If you think of the Mirena not as "done once it's in" but as "a device managed together until the time of removal/replacement," you are less shaken by bleeding changes and do not miss the timing of regular checks. If you are confused about the timing of checks during use, or want to consult about removal/replacement, please feel free to contact us. Get a consultation on Mirena checks
The small changes that arise during use are mostly the adaptation process, but just knowing which signals can be passed over and which must be confirmed greatly reduces anxiety.

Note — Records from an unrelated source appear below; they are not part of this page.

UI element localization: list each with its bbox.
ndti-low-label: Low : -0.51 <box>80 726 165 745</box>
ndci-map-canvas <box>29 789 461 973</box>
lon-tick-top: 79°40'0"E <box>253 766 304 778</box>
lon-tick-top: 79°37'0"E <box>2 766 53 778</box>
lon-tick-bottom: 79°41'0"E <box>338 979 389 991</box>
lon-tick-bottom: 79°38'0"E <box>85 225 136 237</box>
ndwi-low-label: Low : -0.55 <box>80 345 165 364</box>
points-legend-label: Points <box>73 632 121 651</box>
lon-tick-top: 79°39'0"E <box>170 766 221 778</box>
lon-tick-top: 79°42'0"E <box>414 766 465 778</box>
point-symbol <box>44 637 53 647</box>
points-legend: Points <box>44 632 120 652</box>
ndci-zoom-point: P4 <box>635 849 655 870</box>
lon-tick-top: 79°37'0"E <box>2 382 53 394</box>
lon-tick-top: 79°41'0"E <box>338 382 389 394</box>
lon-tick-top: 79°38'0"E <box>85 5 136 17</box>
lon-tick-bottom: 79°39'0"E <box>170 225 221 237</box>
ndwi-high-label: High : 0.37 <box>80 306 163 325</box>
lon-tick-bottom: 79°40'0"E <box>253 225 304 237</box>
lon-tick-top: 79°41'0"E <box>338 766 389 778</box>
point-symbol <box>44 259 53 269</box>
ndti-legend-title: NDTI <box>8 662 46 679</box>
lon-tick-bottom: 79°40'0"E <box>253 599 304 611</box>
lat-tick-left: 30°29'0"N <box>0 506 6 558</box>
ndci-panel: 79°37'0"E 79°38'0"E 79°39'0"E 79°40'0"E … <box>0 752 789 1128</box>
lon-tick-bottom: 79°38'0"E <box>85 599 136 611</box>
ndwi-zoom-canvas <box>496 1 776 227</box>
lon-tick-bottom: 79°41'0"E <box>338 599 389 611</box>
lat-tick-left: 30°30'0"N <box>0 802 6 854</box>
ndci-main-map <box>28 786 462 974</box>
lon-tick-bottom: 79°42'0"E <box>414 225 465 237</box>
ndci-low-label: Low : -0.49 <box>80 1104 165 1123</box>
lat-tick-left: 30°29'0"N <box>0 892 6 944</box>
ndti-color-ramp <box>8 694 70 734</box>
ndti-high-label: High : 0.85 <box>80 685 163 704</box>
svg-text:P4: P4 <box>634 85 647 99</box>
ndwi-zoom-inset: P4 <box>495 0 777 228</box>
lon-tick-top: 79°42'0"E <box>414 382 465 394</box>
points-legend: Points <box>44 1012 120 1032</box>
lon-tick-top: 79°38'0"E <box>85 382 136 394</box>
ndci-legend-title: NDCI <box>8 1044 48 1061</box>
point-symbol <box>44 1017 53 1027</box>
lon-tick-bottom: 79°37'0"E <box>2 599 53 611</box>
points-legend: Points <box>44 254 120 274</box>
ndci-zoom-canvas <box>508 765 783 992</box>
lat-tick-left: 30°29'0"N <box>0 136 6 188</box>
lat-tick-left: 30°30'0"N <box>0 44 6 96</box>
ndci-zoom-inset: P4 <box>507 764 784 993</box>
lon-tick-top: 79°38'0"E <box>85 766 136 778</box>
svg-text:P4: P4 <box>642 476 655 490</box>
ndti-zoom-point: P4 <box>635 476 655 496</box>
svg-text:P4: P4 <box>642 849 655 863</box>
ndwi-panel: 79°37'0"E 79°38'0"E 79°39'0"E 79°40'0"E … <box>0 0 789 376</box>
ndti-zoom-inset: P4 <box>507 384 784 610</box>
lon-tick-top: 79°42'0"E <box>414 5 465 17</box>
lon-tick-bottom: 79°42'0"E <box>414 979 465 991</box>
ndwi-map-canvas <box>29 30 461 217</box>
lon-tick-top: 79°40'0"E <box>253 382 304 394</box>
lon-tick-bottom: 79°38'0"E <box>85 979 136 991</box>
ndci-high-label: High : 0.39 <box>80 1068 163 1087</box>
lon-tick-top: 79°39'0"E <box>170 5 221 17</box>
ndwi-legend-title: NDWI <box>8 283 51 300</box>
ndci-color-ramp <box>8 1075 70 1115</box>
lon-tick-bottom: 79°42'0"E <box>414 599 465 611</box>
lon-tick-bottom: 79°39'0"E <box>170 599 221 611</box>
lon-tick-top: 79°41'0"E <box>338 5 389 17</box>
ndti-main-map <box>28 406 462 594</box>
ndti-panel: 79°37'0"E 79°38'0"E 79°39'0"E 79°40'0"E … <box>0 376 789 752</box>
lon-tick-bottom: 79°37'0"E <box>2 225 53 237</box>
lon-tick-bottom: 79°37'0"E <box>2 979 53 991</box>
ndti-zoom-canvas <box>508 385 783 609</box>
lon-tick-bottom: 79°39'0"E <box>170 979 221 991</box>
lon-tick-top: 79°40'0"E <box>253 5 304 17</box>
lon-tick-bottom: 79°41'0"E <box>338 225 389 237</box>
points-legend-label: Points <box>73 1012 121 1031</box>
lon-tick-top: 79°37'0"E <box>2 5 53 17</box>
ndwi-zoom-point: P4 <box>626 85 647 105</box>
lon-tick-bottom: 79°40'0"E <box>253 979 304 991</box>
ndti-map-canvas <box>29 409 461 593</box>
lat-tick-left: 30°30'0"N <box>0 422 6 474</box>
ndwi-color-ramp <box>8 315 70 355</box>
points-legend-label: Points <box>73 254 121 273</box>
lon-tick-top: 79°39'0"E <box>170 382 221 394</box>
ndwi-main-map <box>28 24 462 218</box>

Making regular self-checking a habit and confirming with a visit when there are changes different from usual is the most reliable way to use a Mirena safely for a long time.
Written by: Lee Dong-hee Director · Obstetrics and Gynecology Specialist · See physician profile
First published December 5, 2023 · Last reviewed May 30, 2026
References: FSRH Guideline Intrauterine Contraception (2023), ACOG Practice Bulletin Long-Acting Reversible Contraception (2017)
This article is intended to provide general health information and does not replace individual diagnosis or treatment. If you have symptoms, please consult through a medical visit.